I actually had an interview on a telemetry unit/cardiac step down unit combo on Monday. It's here in Montgomery, AL in a community hospital. On Wednesday they offered me a position. I haven't said "yes" yet but I think I am going to do so on Monday. My plan is to get about a year and a half of experience and hopefully by then I will be able to find something back in California. Hopefully this is the right experience I need.
I agree though, interviews will come with LTC experience. I have heard that it's harder for LTC experience to translate into an interview in an acute care setting in the Bay Area. I agree that many of us have had to bite the bullet, so to speak, to find something that will help to propel us to where we want to be. I'm glad you were able to find a position.

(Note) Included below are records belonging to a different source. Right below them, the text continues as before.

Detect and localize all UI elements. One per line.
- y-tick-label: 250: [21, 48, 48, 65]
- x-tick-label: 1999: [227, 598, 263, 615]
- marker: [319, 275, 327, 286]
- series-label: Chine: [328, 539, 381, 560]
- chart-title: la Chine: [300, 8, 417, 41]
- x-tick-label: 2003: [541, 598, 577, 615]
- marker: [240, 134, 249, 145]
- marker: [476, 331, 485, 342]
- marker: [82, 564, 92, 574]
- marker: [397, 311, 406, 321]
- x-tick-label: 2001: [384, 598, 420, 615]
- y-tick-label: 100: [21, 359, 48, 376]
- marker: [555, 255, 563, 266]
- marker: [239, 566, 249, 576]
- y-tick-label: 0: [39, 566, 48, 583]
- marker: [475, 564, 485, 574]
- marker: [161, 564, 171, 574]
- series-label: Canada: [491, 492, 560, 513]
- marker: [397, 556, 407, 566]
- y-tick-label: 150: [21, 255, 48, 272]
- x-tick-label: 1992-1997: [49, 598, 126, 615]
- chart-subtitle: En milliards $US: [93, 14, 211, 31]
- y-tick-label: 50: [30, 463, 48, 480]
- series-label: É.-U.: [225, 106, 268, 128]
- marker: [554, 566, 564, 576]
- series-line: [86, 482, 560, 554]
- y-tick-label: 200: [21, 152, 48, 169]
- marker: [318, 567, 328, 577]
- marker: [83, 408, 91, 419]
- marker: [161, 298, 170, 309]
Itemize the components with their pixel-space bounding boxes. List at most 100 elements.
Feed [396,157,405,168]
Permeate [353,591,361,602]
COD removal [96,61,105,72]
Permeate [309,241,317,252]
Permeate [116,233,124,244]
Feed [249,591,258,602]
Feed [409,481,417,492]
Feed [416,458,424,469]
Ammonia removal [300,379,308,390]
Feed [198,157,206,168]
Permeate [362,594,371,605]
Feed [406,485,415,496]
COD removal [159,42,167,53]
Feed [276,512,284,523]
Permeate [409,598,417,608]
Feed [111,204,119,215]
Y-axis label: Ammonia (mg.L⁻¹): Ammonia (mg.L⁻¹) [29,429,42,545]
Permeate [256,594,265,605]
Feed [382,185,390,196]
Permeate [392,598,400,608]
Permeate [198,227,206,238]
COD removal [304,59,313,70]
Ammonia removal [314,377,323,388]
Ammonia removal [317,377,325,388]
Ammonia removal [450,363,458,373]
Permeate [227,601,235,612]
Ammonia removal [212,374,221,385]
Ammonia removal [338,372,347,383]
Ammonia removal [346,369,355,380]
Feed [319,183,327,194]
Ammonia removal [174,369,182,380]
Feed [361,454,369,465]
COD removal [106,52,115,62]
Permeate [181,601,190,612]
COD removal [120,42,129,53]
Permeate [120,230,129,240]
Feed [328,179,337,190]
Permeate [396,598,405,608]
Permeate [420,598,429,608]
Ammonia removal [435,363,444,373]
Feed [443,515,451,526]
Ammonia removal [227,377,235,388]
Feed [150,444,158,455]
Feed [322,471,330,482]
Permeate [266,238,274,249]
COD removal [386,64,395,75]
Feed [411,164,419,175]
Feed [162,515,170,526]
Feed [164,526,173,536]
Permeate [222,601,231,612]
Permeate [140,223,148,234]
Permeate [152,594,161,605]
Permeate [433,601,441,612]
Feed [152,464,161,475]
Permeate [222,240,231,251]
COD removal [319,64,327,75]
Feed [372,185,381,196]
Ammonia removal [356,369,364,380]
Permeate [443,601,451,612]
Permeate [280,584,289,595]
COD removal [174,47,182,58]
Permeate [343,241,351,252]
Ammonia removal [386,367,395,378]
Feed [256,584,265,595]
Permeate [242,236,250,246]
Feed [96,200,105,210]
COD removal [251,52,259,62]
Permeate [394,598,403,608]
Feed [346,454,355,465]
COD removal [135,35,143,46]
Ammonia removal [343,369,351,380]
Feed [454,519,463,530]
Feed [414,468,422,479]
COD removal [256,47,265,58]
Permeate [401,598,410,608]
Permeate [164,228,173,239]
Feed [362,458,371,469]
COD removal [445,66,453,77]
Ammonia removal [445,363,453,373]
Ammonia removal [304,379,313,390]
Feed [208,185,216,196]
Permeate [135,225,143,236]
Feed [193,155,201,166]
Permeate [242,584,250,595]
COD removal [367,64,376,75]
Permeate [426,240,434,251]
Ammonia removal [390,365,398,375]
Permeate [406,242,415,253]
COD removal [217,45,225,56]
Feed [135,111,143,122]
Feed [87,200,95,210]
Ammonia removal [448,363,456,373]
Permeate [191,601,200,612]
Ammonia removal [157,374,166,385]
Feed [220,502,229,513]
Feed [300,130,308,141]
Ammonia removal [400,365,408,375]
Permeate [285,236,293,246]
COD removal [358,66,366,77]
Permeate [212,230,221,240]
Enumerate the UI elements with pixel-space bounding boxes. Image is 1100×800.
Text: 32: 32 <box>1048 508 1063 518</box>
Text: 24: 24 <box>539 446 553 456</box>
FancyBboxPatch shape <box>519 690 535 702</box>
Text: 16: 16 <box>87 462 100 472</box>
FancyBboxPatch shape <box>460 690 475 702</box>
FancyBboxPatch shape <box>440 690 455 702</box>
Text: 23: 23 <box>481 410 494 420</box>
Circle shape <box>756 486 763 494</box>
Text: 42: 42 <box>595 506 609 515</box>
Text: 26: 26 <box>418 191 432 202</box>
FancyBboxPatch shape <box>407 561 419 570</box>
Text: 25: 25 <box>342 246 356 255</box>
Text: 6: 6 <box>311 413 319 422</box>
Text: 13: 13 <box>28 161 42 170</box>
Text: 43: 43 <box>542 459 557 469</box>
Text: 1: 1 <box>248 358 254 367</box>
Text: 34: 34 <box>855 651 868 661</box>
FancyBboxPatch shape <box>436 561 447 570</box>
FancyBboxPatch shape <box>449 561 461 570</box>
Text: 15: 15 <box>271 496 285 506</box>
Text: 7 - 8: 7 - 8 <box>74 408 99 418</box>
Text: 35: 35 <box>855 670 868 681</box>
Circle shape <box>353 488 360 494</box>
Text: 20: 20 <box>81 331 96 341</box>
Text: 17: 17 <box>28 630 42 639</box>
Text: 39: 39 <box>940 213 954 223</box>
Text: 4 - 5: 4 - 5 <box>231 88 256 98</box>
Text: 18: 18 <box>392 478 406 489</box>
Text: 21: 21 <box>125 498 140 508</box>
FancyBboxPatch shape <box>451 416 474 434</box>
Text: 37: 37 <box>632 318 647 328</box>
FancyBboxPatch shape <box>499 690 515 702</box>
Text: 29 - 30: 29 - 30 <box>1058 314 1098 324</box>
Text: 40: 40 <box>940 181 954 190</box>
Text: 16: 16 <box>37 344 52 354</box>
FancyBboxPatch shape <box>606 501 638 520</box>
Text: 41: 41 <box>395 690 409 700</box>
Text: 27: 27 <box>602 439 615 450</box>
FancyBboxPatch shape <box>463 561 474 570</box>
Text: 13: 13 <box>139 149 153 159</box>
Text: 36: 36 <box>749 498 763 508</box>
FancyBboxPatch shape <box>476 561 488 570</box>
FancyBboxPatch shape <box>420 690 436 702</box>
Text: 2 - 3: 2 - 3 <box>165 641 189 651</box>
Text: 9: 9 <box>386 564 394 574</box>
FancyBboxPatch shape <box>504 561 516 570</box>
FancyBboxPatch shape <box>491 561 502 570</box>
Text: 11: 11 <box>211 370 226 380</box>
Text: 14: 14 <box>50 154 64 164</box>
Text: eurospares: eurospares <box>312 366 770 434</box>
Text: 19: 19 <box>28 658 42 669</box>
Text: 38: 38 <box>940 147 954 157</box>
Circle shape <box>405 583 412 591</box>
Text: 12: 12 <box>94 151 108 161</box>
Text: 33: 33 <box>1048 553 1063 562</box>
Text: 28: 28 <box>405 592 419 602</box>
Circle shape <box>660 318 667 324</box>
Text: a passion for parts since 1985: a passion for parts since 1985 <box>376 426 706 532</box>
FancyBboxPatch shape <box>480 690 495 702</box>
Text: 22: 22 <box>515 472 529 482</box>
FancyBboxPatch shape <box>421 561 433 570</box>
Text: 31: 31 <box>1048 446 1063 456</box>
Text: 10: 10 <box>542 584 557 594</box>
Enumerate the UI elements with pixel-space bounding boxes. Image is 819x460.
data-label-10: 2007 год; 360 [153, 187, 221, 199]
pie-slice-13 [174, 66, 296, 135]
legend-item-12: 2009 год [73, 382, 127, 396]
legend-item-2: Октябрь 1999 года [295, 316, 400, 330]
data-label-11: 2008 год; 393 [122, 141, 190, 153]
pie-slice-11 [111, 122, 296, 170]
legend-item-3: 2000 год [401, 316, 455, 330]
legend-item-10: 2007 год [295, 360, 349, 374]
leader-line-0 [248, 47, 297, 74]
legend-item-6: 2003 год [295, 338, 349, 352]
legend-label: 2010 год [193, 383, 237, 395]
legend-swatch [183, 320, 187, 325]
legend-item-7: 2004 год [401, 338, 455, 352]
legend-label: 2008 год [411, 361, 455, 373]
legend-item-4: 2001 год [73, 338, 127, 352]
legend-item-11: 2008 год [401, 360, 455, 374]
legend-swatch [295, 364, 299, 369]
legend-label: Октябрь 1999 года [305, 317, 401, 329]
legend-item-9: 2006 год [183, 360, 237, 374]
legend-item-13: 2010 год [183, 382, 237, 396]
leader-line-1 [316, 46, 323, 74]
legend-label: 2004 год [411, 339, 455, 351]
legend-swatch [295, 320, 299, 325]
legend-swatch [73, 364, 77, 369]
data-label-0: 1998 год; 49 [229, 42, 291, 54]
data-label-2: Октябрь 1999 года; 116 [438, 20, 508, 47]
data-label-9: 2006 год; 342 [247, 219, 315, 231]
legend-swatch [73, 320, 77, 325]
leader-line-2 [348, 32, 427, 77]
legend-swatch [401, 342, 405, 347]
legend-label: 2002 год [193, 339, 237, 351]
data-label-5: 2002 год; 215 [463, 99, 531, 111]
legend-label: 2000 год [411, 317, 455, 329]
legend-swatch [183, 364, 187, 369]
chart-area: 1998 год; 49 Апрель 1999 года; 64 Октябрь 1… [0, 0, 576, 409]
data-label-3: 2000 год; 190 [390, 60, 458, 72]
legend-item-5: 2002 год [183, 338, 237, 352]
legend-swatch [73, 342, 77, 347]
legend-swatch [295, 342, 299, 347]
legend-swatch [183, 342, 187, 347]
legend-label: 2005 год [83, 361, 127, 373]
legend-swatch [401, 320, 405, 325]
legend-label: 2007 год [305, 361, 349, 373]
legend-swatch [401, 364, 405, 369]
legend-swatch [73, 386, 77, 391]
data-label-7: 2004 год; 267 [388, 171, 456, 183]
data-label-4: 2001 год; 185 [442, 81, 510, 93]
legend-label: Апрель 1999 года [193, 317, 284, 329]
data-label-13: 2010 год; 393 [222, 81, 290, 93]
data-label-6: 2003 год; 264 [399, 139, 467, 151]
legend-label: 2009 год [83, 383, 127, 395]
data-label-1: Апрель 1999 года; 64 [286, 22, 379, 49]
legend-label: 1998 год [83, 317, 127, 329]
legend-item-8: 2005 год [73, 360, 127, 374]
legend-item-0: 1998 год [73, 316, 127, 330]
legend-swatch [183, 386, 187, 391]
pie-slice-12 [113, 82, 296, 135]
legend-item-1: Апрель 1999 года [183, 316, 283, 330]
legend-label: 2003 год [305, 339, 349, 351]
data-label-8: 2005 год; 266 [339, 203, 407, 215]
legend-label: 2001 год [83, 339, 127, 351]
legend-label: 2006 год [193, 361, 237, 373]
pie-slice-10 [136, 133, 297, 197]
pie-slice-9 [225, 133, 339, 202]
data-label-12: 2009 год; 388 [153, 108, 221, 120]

- 0Jul 5, '13 by Meriwhen Asst. AdminGiven the job market in the East, I think you will have better luck with Alabama than Maryland. The salary may be lower but in Maryland you'd have a lot of competition from nurses in DE, DC and VA in addition to the MD nurses.
ETA: I see you got an offer...IMO take it. I just posted in another thread here about a new grad who was being a little too finicky about jobs and found their job offer withdrawn...which may or may not have been due to their finickiness.
So take this one, but don't wait too long to tell them Yes. And if you're not sure if you want it, think long and hard before you tell this one No.
- 0Jul 5, '13 by OatbranThanks Meriwhen. I'm going to say yes on Monday. I was honest with the nursing director about my lack of certainty of how long I would be able to stay (I said I could guarantee a year and a half but I couldn't guarantee more than that since I wasn't sure my fiance could relocate). I thought they wouldn't offer me the job because of that.
In any case, I am very happy to have an offer in hand on a unit where I really wanted to work. Yes, pay is much less compared to Maryland (close to $7-10 an hour base), but living with my parents should balance much of that out.
I definitely agree that there seemed to be a lot more competition in the Maryland/DC area. I wasn't getting any callbacks from the couple of applications I had submitted to DC area and Baltimore hospitals. It probably had a lot to do with how long I had been out of school.
Thanks for the suggestions!
- 0Jul 6, '13 by OatbranThanks copeRN. That's what I'm thinking too. I would rather spend my time here in Alabama getting the experience I need to be competitive in California instead of spending 8+ hours in the Bay Area every day applying for jobs that are extremely competitive.
Approaching the year mark of having no RN job in California was really a wake-up call for me. Thanks so much for your input!